Investors with a three-year perspective can consider investing in the stock of BGR Energy Systems.
The recent results posted by the company and the strong growth in order book belie fears of a slow down in the engineering services space. BGR's well entrenched position as an EPC player in the power segment and a multi-equipment supplier in the oil and gas segment makes it a good proxy for the energy sector.
The current market price, at a sharp discount to its offer price of Rs 480, provides an attractive entry point. The stock currently trades at about 13 times its expected per share earnings for FY 2010.
BGR has an order backlog of Rs 3,212 crore and secured 46 per cent more orders than the previous year. This order growth inspires confidence at a time when some companies in the engineering sector have reported slowdown in the growth of order intake. Order inflows are key indicators of any slowdown in the sectors serviced by engineering companies. BGR's strong order intake is indicative of capex spending in the power and oil and gas space.
Of the total order book, power EPC and balance of plant (BOP) segment account for 85 per cent. BOP involves other works in a power plant excluding the key equipments boiler-turbine-generator (BTG). BGR has managed to stay competitive in this segment as it manufactures in-house 40-50 per cent of the products needed to execute a BOP.

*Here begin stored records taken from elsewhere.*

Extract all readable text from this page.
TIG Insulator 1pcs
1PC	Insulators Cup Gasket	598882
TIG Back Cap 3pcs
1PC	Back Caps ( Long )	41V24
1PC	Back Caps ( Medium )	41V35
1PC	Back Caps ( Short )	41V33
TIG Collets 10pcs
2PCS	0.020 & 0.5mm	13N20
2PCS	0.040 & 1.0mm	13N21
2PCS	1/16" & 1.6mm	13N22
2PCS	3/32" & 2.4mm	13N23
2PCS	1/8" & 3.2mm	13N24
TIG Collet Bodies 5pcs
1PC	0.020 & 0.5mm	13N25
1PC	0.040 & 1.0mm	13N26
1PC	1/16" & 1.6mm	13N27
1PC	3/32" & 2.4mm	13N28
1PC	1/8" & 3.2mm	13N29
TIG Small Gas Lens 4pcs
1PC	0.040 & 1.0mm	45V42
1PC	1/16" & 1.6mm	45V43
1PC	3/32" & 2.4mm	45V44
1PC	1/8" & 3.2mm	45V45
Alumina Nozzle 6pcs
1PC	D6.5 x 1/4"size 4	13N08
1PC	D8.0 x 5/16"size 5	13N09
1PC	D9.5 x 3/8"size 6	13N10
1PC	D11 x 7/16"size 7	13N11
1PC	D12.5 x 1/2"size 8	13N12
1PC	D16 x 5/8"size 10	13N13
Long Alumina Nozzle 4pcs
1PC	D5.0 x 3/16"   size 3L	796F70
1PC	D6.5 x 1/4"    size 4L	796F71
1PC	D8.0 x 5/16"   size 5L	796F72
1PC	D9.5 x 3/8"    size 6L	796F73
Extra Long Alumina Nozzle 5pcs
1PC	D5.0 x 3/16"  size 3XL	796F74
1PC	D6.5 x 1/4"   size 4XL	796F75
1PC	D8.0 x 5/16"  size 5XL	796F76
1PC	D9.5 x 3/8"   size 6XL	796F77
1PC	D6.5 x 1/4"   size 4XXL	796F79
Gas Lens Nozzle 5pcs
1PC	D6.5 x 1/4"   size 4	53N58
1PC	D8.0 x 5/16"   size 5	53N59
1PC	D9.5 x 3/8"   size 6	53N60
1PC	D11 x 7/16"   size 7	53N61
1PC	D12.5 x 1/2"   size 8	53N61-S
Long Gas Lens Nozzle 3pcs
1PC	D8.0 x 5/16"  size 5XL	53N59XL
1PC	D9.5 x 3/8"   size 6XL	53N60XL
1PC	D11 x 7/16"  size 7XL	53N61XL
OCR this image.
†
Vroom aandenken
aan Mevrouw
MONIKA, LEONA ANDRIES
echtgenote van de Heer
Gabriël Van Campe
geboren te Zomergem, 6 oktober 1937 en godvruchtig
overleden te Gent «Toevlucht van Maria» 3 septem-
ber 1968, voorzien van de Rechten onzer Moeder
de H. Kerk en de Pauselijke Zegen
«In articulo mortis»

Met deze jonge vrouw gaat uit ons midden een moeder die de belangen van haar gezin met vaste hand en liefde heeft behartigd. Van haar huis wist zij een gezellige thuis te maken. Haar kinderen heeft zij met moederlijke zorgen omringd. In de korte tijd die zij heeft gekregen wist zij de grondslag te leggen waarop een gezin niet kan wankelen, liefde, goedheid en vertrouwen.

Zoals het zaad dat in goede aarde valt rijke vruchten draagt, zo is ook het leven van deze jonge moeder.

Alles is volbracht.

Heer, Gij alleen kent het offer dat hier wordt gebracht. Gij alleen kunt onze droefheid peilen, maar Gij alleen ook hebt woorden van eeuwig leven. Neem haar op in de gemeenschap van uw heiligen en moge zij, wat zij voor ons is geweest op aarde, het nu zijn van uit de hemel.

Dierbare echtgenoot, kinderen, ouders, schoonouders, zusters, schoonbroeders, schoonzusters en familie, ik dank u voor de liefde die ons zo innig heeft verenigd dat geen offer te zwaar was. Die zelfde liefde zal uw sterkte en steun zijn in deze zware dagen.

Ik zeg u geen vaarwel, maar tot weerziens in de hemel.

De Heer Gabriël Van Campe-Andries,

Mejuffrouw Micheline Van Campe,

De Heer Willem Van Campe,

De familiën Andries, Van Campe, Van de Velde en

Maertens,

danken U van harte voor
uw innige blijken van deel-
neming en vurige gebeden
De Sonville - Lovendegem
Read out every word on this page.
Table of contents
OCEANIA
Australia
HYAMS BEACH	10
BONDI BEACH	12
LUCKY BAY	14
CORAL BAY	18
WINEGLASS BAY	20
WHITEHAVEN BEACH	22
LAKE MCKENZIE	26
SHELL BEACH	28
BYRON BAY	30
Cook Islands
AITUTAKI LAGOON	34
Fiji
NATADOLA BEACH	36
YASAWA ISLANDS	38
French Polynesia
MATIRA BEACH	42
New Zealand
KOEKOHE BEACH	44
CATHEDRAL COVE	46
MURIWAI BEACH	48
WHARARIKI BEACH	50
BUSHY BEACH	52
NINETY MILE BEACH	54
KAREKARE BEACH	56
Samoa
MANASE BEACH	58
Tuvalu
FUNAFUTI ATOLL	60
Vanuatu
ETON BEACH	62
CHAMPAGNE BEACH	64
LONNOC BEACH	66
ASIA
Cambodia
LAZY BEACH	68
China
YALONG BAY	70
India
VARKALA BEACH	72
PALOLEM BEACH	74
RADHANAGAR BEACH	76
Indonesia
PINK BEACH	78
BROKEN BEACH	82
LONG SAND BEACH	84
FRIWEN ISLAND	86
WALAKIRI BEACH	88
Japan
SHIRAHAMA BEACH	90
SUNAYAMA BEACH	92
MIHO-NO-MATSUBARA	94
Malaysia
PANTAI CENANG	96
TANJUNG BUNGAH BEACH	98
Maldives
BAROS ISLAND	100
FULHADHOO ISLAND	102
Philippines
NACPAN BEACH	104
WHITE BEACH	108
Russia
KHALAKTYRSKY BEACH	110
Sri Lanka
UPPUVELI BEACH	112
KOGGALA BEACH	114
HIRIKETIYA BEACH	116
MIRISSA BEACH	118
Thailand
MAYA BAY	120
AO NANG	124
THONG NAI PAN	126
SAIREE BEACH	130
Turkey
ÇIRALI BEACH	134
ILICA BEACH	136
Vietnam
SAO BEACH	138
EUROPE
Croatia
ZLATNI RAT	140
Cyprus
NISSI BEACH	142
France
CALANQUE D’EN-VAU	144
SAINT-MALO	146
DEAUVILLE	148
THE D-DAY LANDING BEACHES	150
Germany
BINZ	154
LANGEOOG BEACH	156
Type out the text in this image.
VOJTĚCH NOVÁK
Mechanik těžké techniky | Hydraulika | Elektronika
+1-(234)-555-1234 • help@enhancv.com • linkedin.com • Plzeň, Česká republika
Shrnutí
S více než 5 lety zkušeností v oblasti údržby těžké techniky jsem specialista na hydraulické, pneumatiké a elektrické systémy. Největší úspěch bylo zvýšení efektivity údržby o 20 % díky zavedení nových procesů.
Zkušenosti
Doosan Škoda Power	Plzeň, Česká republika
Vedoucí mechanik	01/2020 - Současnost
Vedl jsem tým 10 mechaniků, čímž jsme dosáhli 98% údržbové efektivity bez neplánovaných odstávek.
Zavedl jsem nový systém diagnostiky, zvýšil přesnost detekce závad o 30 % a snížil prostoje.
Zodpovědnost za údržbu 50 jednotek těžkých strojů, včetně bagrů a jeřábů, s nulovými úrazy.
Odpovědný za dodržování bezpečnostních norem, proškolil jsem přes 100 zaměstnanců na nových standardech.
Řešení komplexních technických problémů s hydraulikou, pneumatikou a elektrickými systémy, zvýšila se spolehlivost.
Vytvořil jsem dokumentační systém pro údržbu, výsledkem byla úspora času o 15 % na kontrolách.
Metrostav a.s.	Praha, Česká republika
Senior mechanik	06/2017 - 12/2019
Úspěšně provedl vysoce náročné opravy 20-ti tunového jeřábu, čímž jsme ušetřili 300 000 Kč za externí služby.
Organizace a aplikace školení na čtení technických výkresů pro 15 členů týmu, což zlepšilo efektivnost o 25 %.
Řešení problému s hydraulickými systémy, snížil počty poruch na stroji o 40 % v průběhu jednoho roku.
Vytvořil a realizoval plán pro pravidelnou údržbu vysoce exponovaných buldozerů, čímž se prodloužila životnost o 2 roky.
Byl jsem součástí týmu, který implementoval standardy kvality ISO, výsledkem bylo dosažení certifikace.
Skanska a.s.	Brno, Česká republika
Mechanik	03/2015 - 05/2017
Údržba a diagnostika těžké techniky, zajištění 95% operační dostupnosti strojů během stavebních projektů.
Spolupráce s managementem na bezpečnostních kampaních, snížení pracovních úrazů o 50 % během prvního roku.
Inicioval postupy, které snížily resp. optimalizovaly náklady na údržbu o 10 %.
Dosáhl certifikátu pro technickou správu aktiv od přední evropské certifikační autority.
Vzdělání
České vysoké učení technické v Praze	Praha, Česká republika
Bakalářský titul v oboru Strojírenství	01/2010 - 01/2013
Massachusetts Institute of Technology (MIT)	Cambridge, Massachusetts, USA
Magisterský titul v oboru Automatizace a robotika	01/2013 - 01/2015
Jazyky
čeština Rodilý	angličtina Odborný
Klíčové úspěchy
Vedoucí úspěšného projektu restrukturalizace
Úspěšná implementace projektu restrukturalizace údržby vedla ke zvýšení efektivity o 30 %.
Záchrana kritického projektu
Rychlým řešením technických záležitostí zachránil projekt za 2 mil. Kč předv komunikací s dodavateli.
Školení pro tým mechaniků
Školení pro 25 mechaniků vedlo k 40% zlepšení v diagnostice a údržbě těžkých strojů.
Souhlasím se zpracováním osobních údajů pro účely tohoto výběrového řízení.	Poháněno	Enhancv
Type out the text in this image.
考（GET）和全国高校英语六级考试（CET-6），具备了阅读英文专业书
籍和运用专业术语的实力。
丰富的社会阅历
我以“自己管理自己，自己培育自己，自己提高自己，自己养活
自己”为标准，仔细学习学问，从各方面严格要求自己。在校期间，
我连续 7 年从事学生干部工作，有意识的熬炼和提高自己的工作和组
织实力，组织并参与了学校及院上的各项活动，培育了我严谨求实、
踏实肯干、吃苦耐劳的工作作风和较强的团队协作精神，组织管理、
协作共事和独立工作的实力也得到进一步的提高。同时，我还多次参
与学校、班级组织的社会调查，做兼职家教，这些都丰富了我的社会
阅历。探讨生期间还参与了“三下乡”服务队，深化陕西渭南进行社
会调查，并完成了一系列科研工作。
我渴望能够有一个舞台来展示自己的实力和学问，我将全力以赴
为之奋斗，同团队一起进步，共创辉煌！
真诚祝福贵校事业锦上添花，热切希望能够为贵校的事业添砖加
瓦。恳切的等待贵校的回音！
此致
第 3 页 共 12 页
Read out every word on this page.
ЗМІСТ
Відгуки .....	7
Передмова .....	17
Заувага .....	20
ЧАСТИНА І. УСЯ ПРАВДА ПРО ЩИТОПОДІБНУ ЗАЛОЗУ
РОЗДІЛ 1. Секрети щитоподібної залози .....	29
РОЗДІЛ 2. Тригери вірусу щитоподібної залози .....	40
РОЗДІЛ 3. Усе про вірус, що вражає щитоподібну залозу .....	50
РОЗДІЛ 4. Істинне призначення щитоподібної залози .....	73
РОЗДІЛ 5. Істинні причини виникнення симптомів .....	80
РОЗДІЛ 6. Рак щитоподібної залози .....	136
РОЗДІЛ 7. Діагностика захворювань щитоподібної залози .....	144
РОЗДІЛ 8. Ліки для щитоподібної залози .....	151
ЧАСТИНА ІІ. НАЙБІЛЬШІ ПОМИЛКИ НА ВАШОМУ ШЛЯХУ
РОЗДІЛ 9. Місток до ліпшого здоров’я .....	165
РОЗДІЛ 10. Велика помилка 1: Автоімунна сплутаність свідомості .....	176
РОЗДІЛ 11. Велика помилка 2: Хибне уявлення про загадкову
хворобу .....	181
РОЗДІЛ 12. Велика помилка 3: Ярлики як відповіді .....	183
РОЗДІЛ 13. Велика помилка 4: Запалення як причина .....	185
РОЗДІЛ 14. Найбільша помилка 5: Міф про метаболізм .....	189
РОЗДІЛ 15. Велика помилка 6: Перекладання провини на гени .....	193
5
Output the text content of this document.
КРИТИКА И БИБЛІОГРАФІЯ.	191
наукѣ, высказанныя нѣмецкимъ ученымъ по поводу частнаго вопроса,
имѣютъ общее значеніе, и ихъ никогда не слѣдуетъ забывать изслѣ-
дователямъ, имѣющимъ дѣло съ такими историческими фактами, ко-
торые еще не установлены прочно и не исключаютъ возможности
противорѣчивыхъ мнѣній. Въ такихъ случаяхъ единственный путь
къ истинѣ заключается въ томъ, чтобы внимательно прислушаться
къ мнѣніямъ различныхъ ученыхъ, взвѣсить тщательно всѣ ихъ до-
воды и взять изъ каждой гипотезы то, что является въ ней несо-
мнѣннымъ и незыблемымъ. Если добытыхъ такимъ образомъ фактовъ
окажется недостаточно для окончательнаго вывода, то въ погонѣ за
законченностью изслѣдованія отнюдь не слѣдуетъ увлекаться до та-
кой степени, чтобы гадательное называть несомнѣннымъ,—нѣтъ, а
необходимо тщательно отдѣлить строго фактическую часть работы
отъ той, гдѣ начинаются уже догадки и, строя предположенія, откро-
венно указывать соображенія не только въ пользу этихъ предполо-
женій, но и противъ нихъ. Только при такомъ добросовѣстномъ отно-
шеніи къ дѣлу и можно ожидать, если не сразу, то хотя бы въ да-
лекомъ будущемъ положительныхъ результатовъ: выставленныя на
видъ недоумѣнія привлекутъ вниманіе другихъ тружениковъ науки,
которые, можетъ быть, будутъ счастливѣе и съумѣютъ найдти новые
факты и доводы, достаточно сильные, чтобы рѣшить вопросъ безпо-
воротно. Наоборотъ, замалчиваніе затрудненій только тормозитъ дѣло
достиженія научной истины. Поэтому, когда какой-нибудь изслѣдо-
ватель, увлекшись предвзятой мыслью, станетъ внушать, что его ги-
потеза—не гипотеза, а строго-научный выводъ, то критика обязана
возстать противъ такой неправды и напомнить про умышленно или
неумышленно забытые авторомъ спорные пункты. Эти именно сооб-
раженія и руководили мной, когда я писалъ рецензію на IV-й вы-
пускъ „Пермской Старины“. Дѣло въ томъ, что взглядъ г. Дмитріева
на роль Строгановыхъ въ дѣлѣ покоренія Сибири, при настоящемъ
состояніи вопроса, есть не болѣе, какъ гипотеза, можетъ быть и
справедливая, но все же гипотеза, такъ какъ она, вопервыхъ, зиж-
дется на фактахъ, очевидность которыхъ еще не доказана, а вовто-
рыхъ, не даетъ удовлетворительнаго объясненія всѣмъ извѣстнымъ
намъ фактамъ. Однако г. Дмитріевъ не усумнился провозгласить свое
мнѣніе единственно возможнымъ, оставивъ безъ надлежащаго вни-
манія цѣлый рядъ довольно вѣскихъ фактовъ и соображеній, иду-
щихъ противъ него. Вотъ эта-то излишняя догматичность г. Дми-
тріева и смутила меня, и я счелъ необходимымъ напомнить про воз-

The company has recently stated that it would soon announce its entry into the BTG segment as well, through foreign tie-ups. This segment, currently dominated by a few players such as BHEL, would enable forward integration. If successful in this planned foray, BGR could be among the few integrated solutions provider for power plants.
Therefore while the company would continue to receive orders in the oil and gas space, we expect the power segment to be the key contributor to revenues over the next few years.
BGR Energy's sales for the year ended March 2008 grew by 190 per cent to Rs 1,521 crore, while net profits registered a 223 per cent jump. Operating profit margins, however, declined 100 basis points to 10.2 per cent. The company has written off some losses from its Kochi road project, although the same is still under arbitration. We believe that this one-time write-off could be the reason for the dent. On the raw material front, while bulk buying of steel and price escalation clauses could provide some relief, any further hike in cement prices could pose a risk to margins.